Philidris laevigata

Philidris laevigata

     This species is able to survive in very harsh habitats where many other species cannot. They do this by having a mutually beneficial relationship with an epiphytic succulent plant called Dischidia major. This plant is found growing on trees in open sparse diptocarp forest which is subject to several months of very dry and hot conditions during the annual dry season.

     These plants are commonly called ‘ant plants’ because of a unique symbiotic relationship with ants. The plant develops what are called ‘bullate leaves’ which are hollow bulbous modified leaves. The ants use the hollow leaves of the plant to nest in. The ants benefit from having a readymade home with high humidity inside the leaf, and the plants benefit from the protection the ants provide against any plant eating pests. The plants also obtain nutrition from the ant’s waste that is deposited inside the leaf as it has specialized roots that actually grow inside the bulbous leaf, and utilize the higher levels of carbon dioxide that is produced by the mass of ants living inside the leaves.

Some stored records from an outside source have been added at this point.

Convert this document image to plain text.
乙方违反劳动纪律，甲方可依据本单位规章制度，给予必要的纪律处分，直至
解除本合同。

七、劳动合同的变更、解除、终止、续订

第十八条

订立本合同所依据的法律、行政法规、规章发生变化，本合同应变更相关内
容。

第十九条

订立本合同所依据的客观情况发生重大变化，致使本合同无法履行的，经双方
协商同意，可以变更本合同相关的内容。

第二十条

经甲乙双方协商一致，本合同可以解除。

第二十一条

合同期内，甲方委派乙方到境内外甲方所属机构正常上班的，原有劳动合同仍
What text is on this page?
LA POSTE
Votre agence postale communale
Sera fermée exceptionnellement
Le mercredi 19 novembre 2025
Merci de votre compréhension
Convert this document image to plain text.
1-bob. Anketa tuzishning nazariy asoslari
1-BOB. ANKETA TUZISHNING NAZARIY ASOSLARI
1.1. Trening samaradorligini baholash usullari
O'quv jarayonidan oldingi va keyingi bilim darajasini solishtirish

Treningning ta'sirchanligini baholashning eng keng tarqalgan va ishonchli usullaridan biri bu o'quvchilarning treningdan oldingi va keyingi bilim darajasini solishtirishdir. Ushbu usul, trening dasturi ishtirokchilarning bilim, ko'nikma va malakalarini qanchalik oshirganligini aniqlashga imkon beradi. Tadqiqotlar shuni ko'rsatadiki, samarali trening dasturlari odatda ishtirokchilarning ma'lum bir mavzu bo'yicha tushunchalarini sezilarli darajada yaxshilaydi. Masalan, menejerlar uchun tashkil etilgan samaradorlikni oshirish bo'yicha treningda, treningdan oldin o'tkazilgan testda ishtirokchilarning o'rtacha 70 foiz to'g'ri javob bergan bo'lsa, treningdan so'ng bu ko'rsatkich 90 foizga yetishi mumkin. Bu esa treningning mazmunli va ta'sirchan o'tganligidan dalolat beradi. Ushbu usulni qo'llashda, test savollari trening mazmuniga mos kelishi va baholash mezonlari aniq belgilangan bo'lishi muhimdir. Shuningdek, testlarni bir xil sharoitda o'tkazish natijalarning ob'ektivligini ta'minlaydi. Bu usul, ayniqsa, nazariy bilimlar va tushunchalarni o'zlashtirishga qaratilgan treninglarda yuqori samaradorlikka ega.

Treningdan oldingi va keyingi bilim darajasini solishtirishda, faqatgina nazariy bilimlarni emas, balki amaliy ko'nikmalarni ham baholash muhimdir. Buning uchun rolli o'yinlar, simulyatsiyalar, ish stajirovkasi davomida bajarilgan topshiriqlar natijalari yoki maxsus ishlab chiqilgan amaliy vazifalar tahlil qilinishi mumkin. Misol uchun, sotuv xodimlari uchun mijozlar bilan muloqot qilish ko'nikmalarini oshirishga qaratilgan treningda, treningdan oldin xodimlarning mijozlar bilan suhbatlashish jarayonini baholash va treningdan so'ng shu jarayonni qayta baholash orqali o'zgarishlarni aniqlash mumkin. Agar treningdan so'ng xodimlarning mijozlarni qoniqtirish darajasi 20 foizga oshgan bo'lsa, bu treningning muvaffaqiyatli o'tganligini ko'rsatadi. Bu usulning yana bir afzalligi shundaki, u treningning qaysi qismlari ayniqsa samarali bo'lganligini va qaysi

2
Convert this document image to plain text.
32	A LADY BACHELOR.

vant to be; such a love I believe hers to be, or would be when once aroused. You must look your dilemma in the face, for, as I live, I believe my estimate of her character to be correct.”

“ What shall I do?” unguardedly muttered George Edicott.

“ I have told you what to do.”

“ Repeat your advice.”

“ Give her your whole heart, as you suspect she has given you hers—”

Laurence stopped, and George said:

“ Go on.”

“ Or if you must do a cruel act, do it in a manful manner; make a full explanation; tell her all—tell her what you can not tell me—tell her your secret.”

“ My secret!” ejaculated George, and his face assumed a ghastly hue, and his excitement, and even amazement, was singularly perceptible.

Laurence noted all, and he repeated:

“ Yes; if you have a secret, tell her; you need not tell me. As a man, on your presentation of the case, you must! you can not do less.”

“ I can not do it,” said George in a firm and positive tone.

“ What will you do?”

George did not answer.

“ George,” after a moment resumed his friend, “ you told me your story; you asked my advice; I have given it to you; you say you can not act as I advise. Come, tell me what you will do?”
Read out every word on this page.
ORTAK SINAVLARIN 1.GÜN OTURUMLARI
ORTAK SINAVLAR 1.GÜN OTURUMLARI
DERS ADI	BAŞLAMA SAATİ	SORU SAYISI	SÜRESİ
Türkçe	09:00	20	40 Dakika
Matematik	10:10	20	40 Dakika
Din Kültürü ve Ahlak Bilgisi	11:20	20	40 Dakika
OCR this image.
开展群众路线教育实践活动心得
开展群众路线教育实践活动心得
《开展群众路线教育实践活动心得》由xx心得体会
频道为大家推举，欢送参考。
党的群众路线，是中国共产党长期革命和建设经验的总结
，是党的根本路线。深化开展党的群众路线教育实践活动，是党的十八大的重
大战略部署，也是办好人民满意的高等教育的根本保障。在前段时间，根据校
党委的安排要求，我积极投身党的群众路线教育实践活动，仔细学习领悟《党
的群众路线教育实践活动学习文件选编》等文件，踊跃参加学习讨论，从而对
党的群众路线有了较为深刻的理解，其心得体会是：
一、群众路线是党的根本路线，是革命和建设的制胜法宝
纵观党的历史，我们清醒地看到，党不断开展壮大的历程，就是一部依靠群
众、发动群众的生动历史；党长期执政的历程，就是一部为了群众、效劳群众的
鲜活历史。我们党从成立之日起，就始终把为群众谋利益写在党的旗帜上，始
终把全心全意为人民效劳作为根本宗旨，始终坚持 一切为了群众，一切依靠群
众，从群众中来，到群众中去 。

     The workers of this species are quite small at 2-2.5 mm in size and are a light brown color with a black abdomen. Queens are notably larger at 4-5 mm.

     Newly mated Queens seek out unoccupied leaves of an ‘ant plant’ and can found colonies independently or enter existing established colonies. Young and mature colonies will readily accept new queens after their flights forming strong multi queen colonies. As the colonies increase in size they spread out and inhabit more plants growing on their tree, or on trees nearby eventually forming interlinked super colonies.

     In its natural habitat during the dry and hot seasons it endures an extreme environment with a wide variation of temperature and humidity and strong competition for any scarce food source. However, for a few months every year as the rains start and more food becomes available, the queens become very prolific, quickly producing massive broods to take advantage of the extra nutrition, and utilize the opportunity to build up their workforce and produce new alates.

     It takes to captivity very well and will readily adapt to artificial nests. They consume a wide range of food and have multiple queens in a colony. Once it is in captivity with limitless food the queens will lay a mass of eggs - and with no need to divide to conquer new territory, the colonies just seem to continually increase in size.